Embedding research in the NHS

Guidance is available to help integrated care systems to maximise the benefits of research for their diverse populations. This guidance sets out what good research practice looks like, and supports integrated care boards in fulfilling their research duties.

Research is the attempt to derive generalisable or transferable new knowledge. Research is vital in providing the evidence we need to transform services and improve outcomes, such as in developing new models of care, redesigning urgent and emergency care, strengthening primary care and transforming mental health and cancer services.

Historically, the UK has a rich heritage of research and invention in health care. Around 25% of the world’s top 100 prescription medicines were discovered and developed in the UK.

By fully integrating research into our organisation, we can outperform others that do not, leading to better quality care and improved use of resources. A lot of health research is carried out in the NHS, with recruitment and follow-up often taking place in clinical settings. We see 100% of acute, mental health and specialist trusts taking part in research and an increasing number of research studies being undertaken in the community and primary care.

NHS England a key research delivery partner

NHS England is a key delivery partner of the government’s National vision for clinical research published in March 2021, the underpinning implementation plan published in June 2021, and the Life sciences vision published in July 2021.

In November 2021, the guidance Making research matter was published setting out a policy framework for developing and investing in nursing related research activity across the NHS.

In January 2022, the Allied health professions’ research and innovation strategy for England was published, containing a definitive collective national reference statement that encompasses and supports the existing research and innovation strategies of all the Allied health professional associations.

NHS England policy sets out the limited circumstances in which ongoing treatment may be funded by NHS England for participants of non-commercial trials ahead of a routine clinical commissioning (funding) decision being made.

We work closely with the National Institute for Health Research (NIHR), the research arm of the NHS. It provides funding for research studies as well as academic training, facilities, career development and research capability development. In addition, through Be Part of Research NIHR supports participation on research in a wide range of long term conditions, diseases and disabilities. See the NIHR website for more information on NIHR’s support offer.

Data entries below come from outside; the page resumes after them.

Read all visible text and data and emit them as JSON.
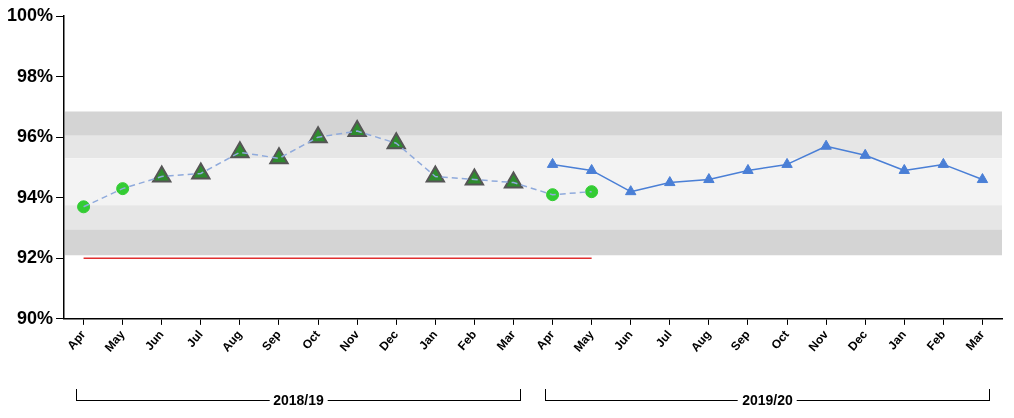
{
  "chart_data": {
    "type": "line",
    "categories": [
      "Apr",
      "May",
      "Jun",
      "Jul",
      "Aug",
      "Sep",
      "Oct",
      "Nov",
      "Dec",
      "Jan",
      "Feb",
      "Mar",
      "Apr",
      "May",
      "Jun",
      "Jul",
      "Aug",
      "Sep",
      "Oct",
      "Nov",
      "Dec",
      "Jan",
      "Feb",
      "Mar"
    ],
    "series": [
      {
        "color": "#8faadc",
        "line_style": "dashed",
        "marker": "none",
        "values": [
          93.7,
          94.3,
          94.7,
          94.8,
          95.5,
          95.3,
          96.0,
          96.2,
          95.8,
          94.7,
          94.6,
          94.5,
          94.1,
          94.2,
          null,
          null,
          null,
          null,
          null,
          null,
          null,
          null,
          null,
          null
        ]
      },
      {
        "type": "scatter",
        "color": "#33cc33",
        "marker": "circle",
        "values": [
          93.7,
          94.3,
          null,
          null,
          null,
          null,
          null,
          null,
          null,
          null,
          null,
          null,
          94.1,
          94.2,
          null,
          null,
          null,
          null,
          null,
          null,
          null,
          null,
          null,
          null
        ]
      },
      {
        "type": "scatter",
        "color": "#2e8b2e",
        "marker": "triangle",
        "values": [
          null,
          null,
          94.7,
          94.8,
          95.5,
          95.3,
          96.0,
          96.2,
          95.8,
          94.7,
          94.6,
          94.5,
          null,
          null,
          null,
          null,
          null,
          null,
          null,
          null,
          null,
          null,
          null,
          null
        ]
      },
      {
        "color": "#4a7fd6",
        "line_style": "solid",
        "marker": "triangle",
        "values": [
          null,
          null,
          null,
          null,
          null,
          null,
          null,
          null,
          null,
          null,
          null,
          null,
          95.1,
          94.9,
          94.2,
          94.5,
          94.6,
          94.9,
          95.1,
          95.7,
          95.4,
          94.9,
          95.1,
          94.6
        ]
      },
      {
        "color": "#e03030",
        "line_style": "solid",
        "marker": "none",
        "values": [
          92,
          92,
          92,
          92,
          92,
          92,
          92,
          92,
          92,
          92,
          92,
          92,
          92,
          92,
          null,
          null,
          null,
          null,
          null,
          null,
          null,
          null,
          null,
          null
        ]
      }
    ],
    "ylim": [
      90,
      100
    ],
    "yticks": [
      {
        "value": 90,
        "label": "90%"
      },
      {
        "value": 92,
        "label": "92%"
      },
      {
        "value": 94,
        "label": "94%"
      },
      {
        "value": 96,
        "label": "96%"
      },
      {
        "value": 98,
        "label": "98%"
      },
      {
        "value": 100,
        "label": "100%"
      }
    ],
    "bands": [
      {
        "axis": "y",
        "from": 96.05,
        "to": 96.85,
        "color": "#d4d4d4"
      },
      {
        "axis": "y",
        "from": 95.3,
        "to": 96.05,
        "color": "#e6e6e6"
      },
      {
        "axis": "y",
        "from": 93.75,
        "to": 95.3,
        "color": "#f3f3f3"
      },
      {
        "axis": "y",
        "from": 92.95,
        "to": 93.75,
        "color": "#e6e6e6"
      },
      {
        "axis": "y",
        "from": 92.1,
        "to": 92.95,
        "color": "#d4d4d4"
      }
    ],
    "annotations": [
      "2018/19",
      "2019/20"
    ],
    "grid": false,
    "legend": false
  }
}
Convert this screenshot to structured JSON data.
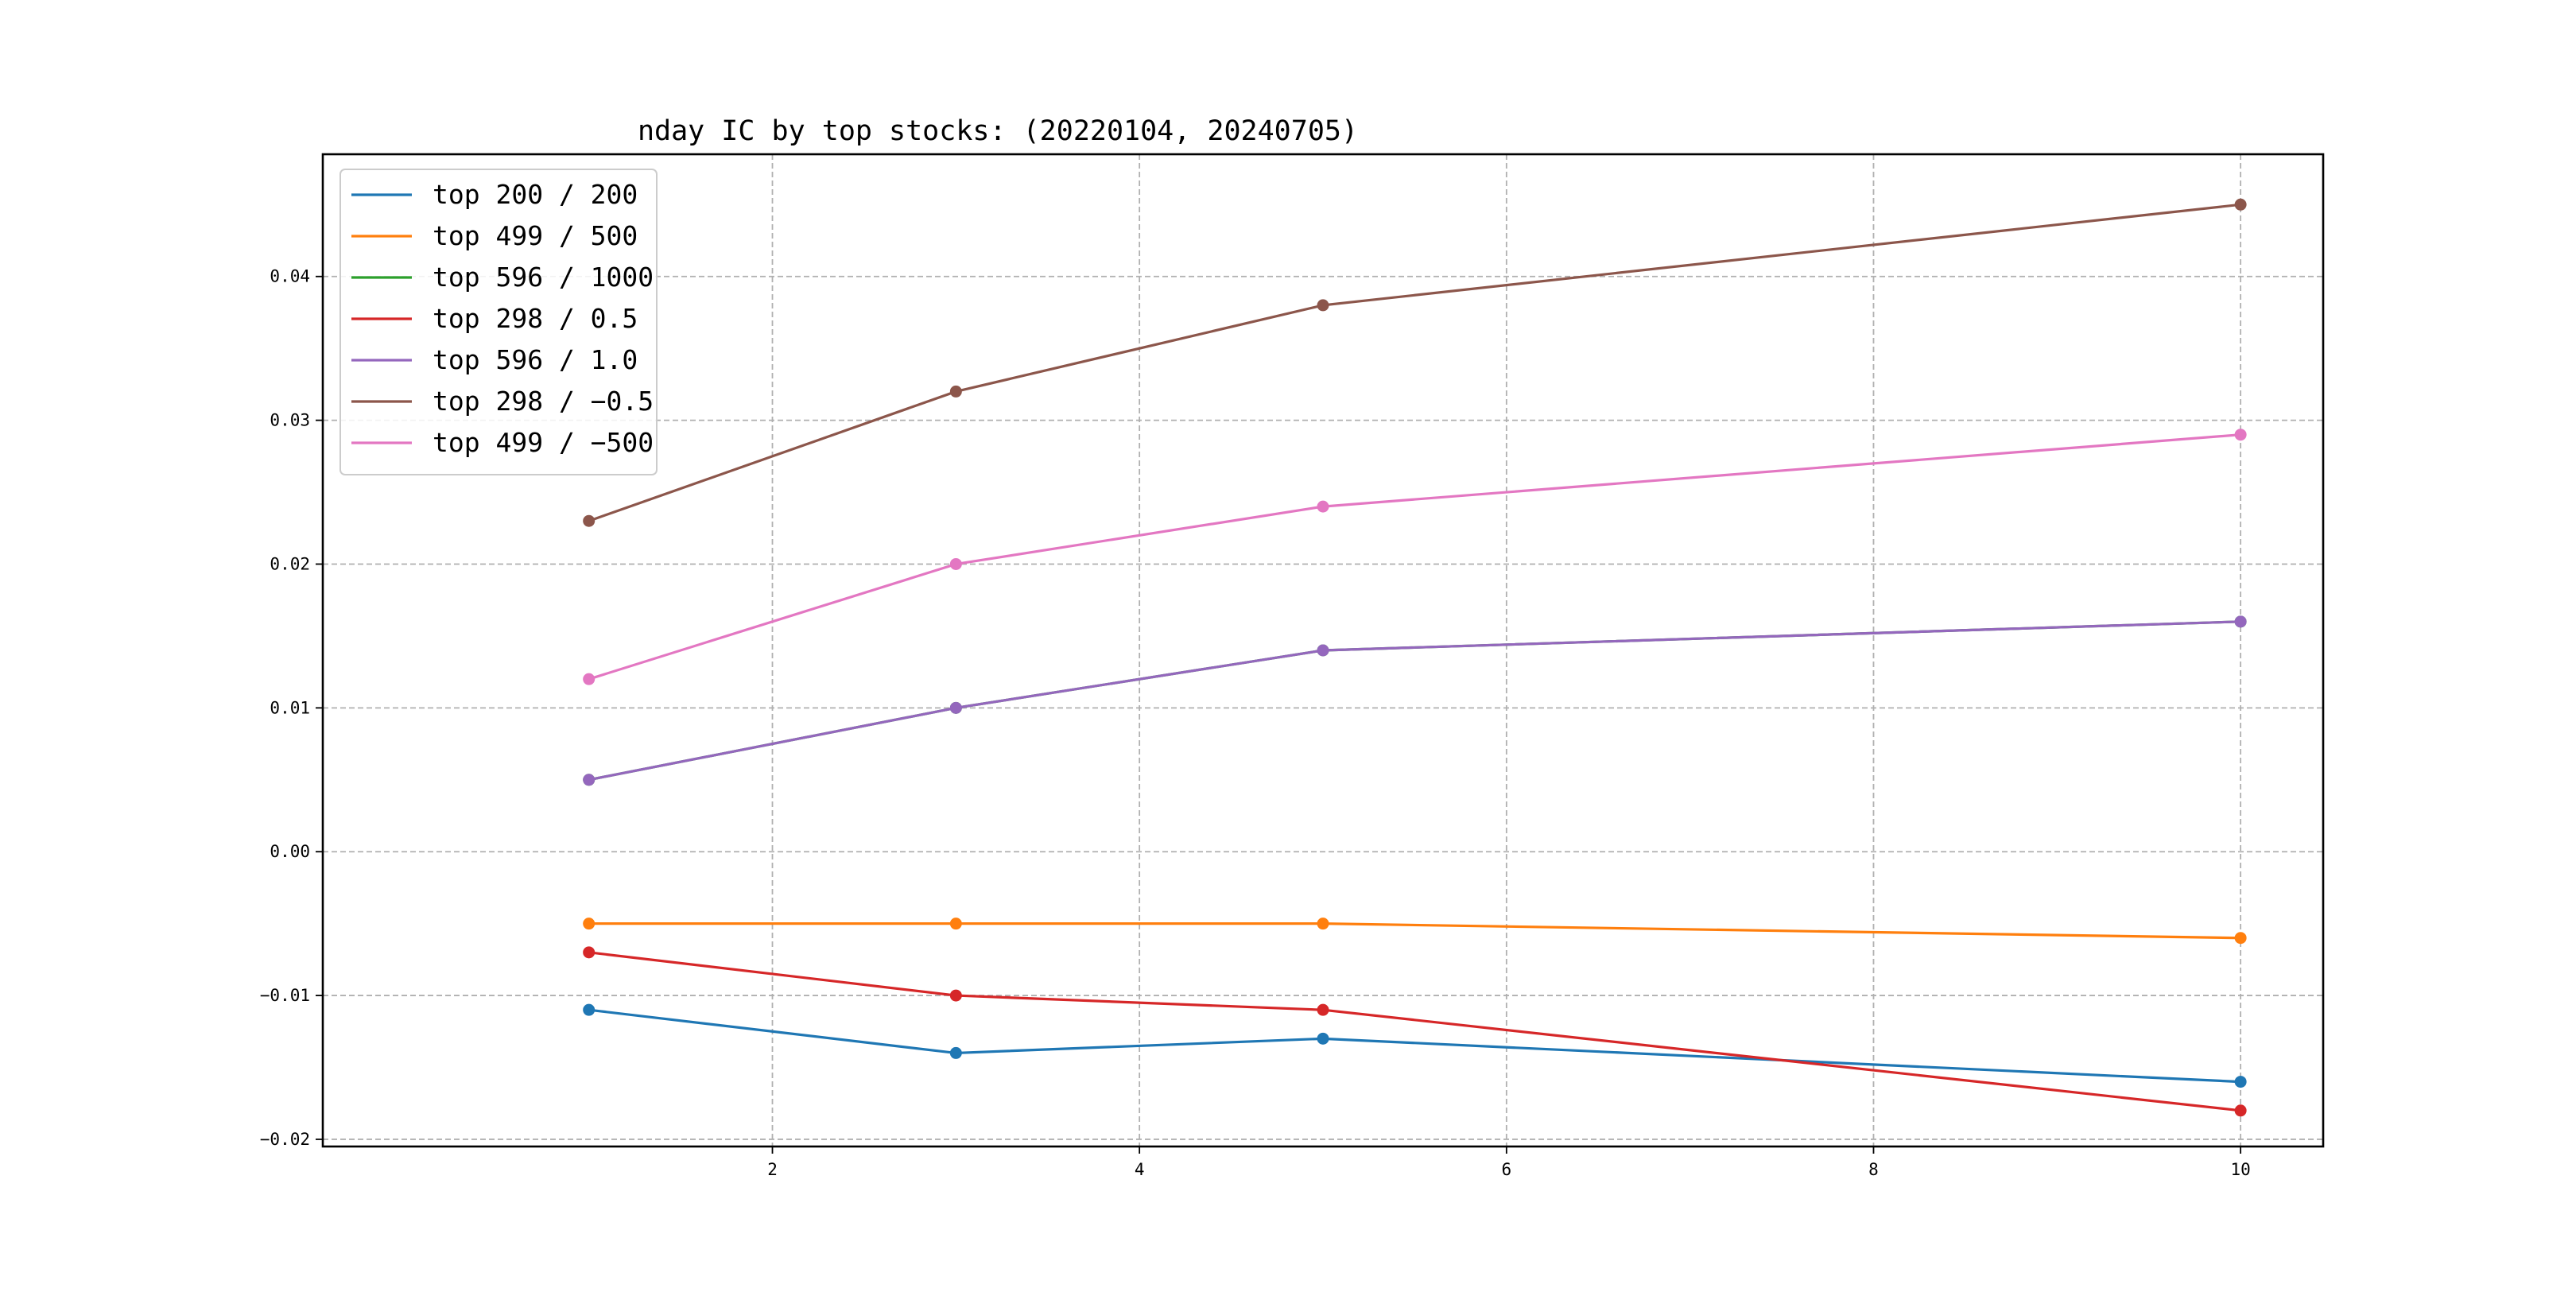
{
  "chart_data": {
    "type": "line",
    "title": "nday IC by top stocks: (20220104, 20240705)",
    "xlabel": "",
    "ylabel": "",
    "x": [
      1,
      3,
      5,
      10
    ],
    "xlim": [
      -0.45,
      10.45
    ],
    "ylim": [
      -0.0205,
      0.0485
    ],
    "xticks": [
      2,
      4,
      6,
      8,
      10
    ],
    "xtick_labels": [
      "2",
      "4",
      "6",
      "8",
      "10"
    ],
    "yticks": [
      -0.02,
      -0.01,
      0.0,
      0.01,
      0.02,
      0.03,
      0.04
    ],
    "ytick_labels": [
      "−0.02",
      "−0.01",
      "0.00",
      "0.01",
      "0.02",
      "0.03",
      "0.04"
    ],
    "grid": true,
    "legend_position": "top-left",
    "series": [
      {
        "name": "top 200 / 200",
        "color": "#1f77b4",
        "values": [
          -0.011,
          -0.014,
          -0.013,
          -0.016
        ]
      },
      {
        "name": "top 499 / 500",
        "color": "#ff7f0e",
        "values": [
          -0.005,
          -0.005,
          -0.005,
          -0.006
        ]
      },
      {
        "name": "top 596 / 1000",
        "color": "#2ca02c",
        "values": [
          0.005,
          0.01,
          0.014,
          0.016
        ]
      },
      {
        "name": "top 298 / 0.5",
        "color": "#d62728",
        "values": [
          -0.007,
          -0.01,
          -0.011,
          -0.018
        ]
      },
      {
        "name": "top 596 / 1.0",
        "color": "#9467bd",
        "values": [
          0.005,
          0.01,
          0.014,
          0.016
        ]
      },
      {
        "name": "top 298 / −0.5",
        "color": "#8c564b",
        "values": [
          0.023,
          0.032,
          0.038,
          0.045
        ]
      },
      {
        "name": "top 499 / −500",
        "color": "#e377c2",
        "values": [
          0.012,
          0.02,
          0.024,
          0.029
        ]
      }
    ]
  }
}
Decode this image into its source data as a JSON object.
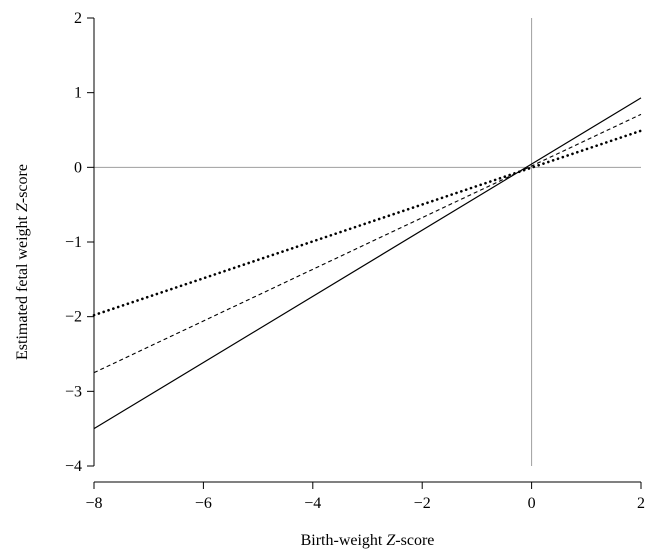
{
  "chart_data": {
    "type": "line",
    "xlabel": {
      "pre": "Birth-weight ",
      "italic": "Z",
      "post": "-score"
    },
    "ylabel": {
      "pre": "Estimated fetal weight ",
      "italic": "Z",
      "post": "-score"
    },
    "xlim": [
      -8,
      2
    ],
    "ylim": [
      -4,
      2
    ],
    "x_ticks": [
      -8,
      -6,
      -4,
      -2,
      0,
      2
    ],
    "y_ticks": [
      -4,
      -3,
      -2,
      -1,
      0,
      1,
      2
    ],
    "x_tick_labels": [
      "−8",
      "−6",
      "−4",
      "−2",
      "0",
      "2"
    ],
    "y_tick_labels": [
      "−4",
      "−3",
      "−2",
      "−1",
      "0",
      "1",
      "2"
    ],
    "reference_lines": {
      "x": 0,
      "y": 0
    },
    "grid": false,
    "series": [
      {
        "style": "solid",
        "x": [
          -8,
          2
        ],
        "y": [
          -3.5,
          0.93
        ]
      },
      {
        "style": "dashed",
        "x": [
          -8,
          2
        ],
        "y": [
          -2.75,
          0.71
        ]
      },
      {
        "style": "dotted",
        "x": [
          -8,
          2
        ],
        "y": [
          -1.98,
          0.49
        ]
      }
    ]
  }
}
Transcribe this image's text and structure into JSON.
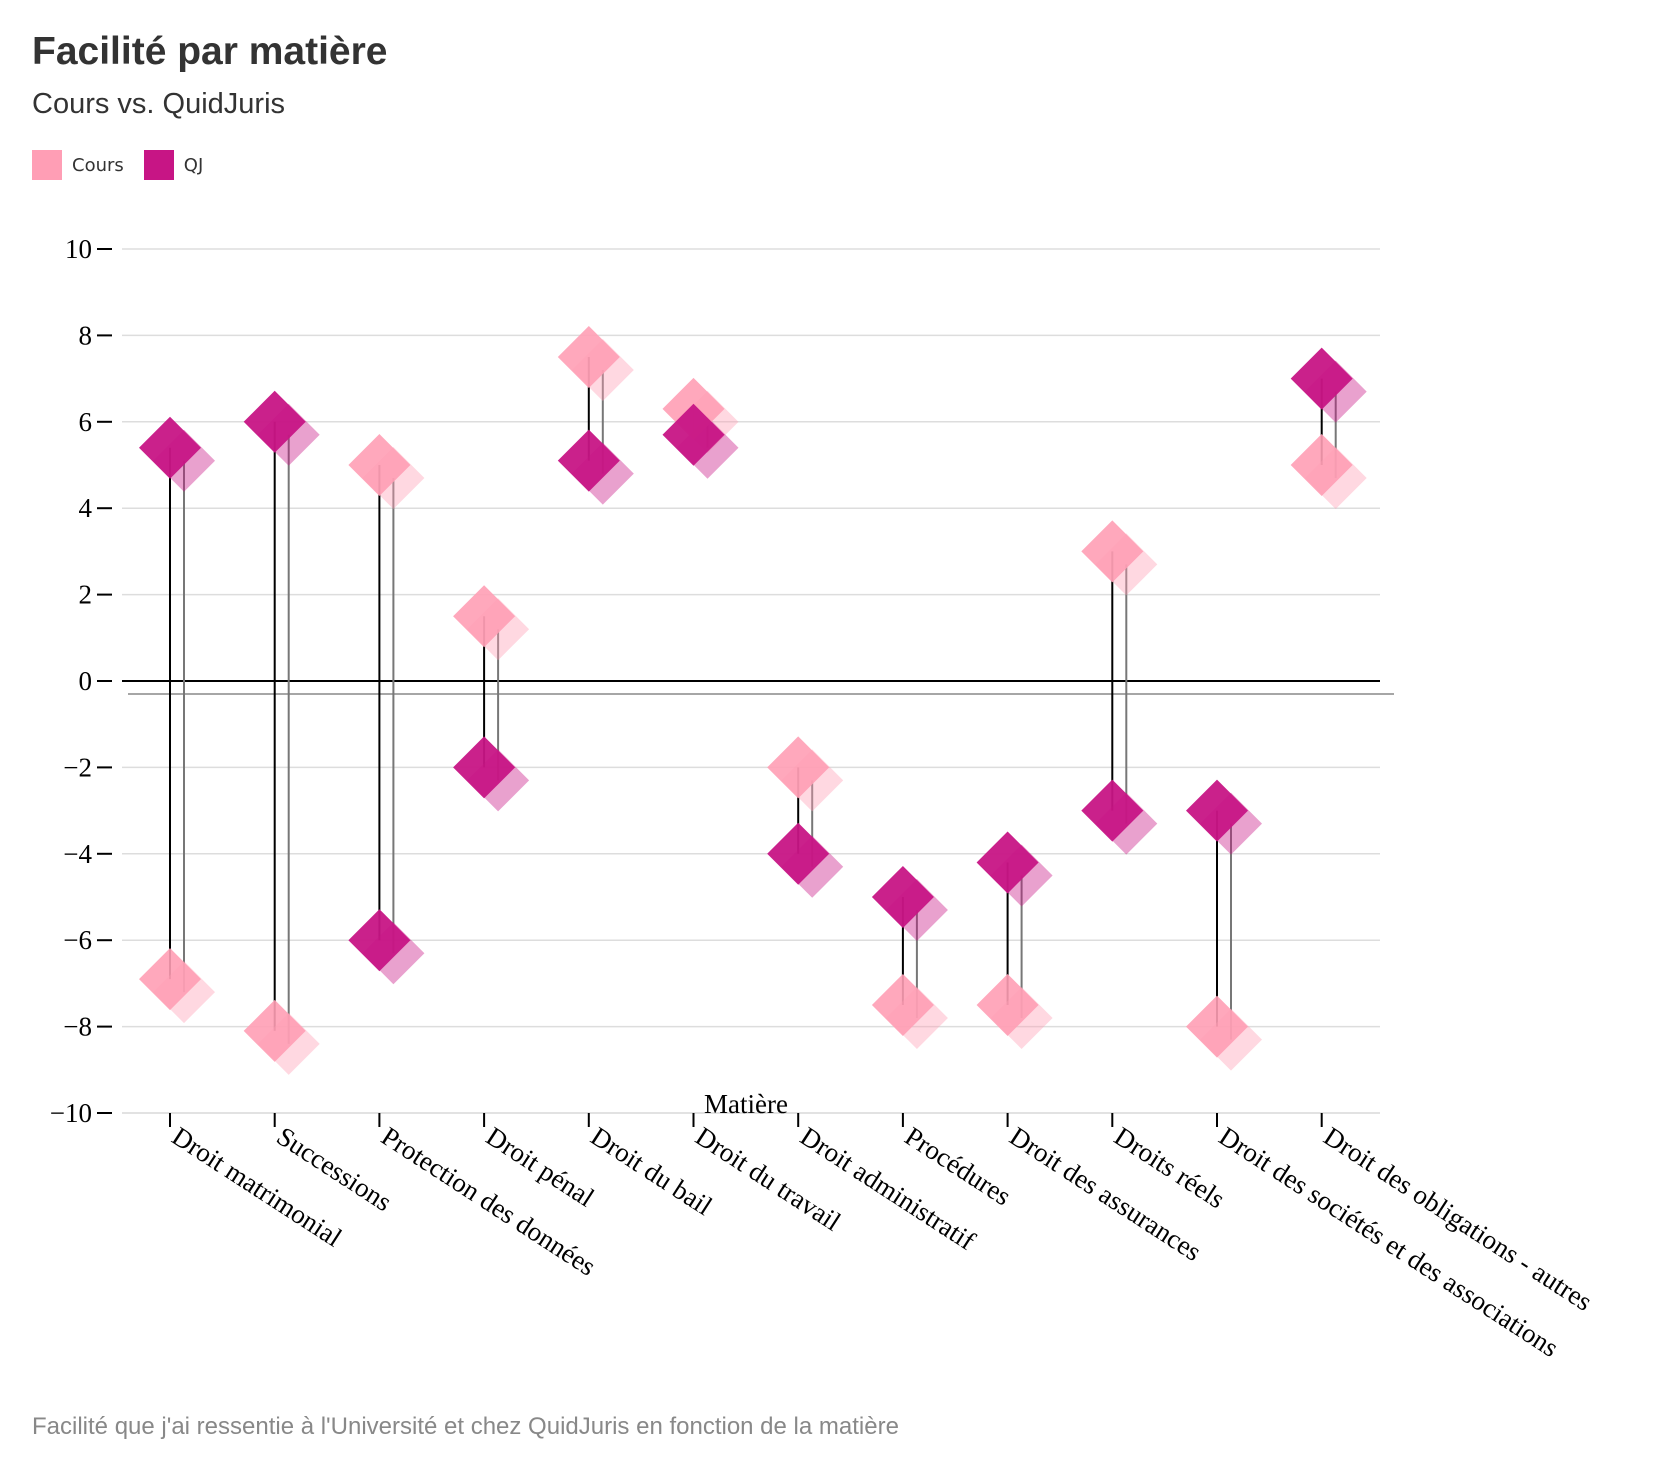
{
  "title": "Facilité par matière",
  "subtitle": "Cours vs. QuidJuris",
  "legend": [
    {
      "label": "Cours",
      "color": "#ff9eb5"
    },
    {
      "label": "QJ",
      "color": "#c71585"
    }
  ],
  "footnote": "Facilité que j'ai ressentie à l'Université et chez QuidJuris en fonction de la matière",
  "chart_data": {
    "type": "dumbbell",
    "xlabel": "Matière",
    "ylabel": "",
    "ylim": [
      -10,
      10
    ],
    "yticks": [
      10,
      8,
      6,
      4,
      2,
      0,
      -2,
      -4,
      -6,
      -8,
      -10
    ],
    "ytick_labels": [
      "10",
      "8",
      "6",
      "4",
      "2",
      "0",
      "−2",
      "−4",
      "−6",
      "−8",
      "−10"
    ],
    "grid": true,
    "categories": [
      "Droit matrimonial",
      "Successions",
      "Protection des données",
      "Droit pénal",
      "Droit du bail",
      "Droit du travail",
      "Droit administratif",
      "Procédures",
      "Droit des assurances",
      "Droits réels",
      "Droit des sociétés et des associations",
      "Droit des obligations - autres"
    ],
    "series": [
      {
        "name": "Cours",
        "color": "#ff9eb5",
        "values": [
          -6.9,
          -8.1,
          5.0,
          1.5,
          7.5,
          6.3,
          -2.0,
          -7.5,
          -7.5,
          3.0,
          -8.0,
          5.0
        ]
      },
      {
        "name": "QJ",
        "color": "#c71585",
        "values": [
          5.4,
          6.0,
          -6.0,
          -2.0,
          5.1,
          5.7,
          -4.0,
          -5.0,
          -4.2,
          -3.0,
          -3.0,
          7.0
        ]
      }
    ]
  }
}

Developing treatments for all: Increasing diversity in research participation

Health research plays an integral part in how the NHS develops services and continues to provide high quality healthcare for our population. However, NIHR data has revealed that UK geographies that experience high rates of disease also have the lowest number of patients taking part in research. The areas where there are the lowest levels of participation also align closely to areas where incomes are lowest, and indices of deprivation are highest. This means that research is often conducted with individuals who are healthier and wealthier, and lacks representation from our diverse society.

It is important that people from different communities have the opportunity to participate in research to ensure that treatments, technologies and services reflect the needs of our diverse population. NHS England has committed to increasing participation in the research it conducts, focusing great effort into engaging those groups and communities who have historically had lower levels of participation, to ensure the needs of all are reflected in the way the NHS develops its services and treatments.

The Research Engagement Network (REN) Development Programme aims to increase diversity in research participation through the development of research engagement networks with communities who are often underserved by research, and by ensuring diversity in research is considered by integrated care systems (ICSs).

Launched in 2022, NHS England and the Department of Health and Social Care (DHSC) have funded all 42 ICSs in England to grow their local research engagement networks by working with local voluntary, community and social enterprises (VCSEs) to engage underserved communities. In addition, a further nine teams have now been funded to plan how to address specific existing barriers to inclusion in research  such as language, cultural barriers and / or age limitations and / or restrictions across a range of conditions and clinical or care settings.

Furthermore, NHS England has published ‘Increasing diversity in research participation: A good practice guide for engaging with underrepresented groups’, which provides practical insights for researchers on how to engage more diverse participants in health research. More diverse participation will help ensure that the health service continues to serve and be available to all.

The researcher guide identifies challenges to participation from these groups and provides practical tips to help researchers address these, and wider barriers to community participation in research, including:

  • Spending time with groups and communities to understand their individual needs and what is important to them.
  • Building trust by involving local advocates for the community or group. Local advocates often understand how to engage with communities in ways that are accessible and engaging. Working with local advocates supports researchers to meaningfully engage with the specific groups. They could also help break down language barriers.
  • Giving groups and communities more control over the process and in research design to help build confidence.
  • Taking time to support communities to build up their capacity, knowledge and understanding so people can make more informed decisions about whether they will take part in future health research and clinical trials.
  • Considering where cultural and religious sensitivities mean that different approaches to support research participation are needed.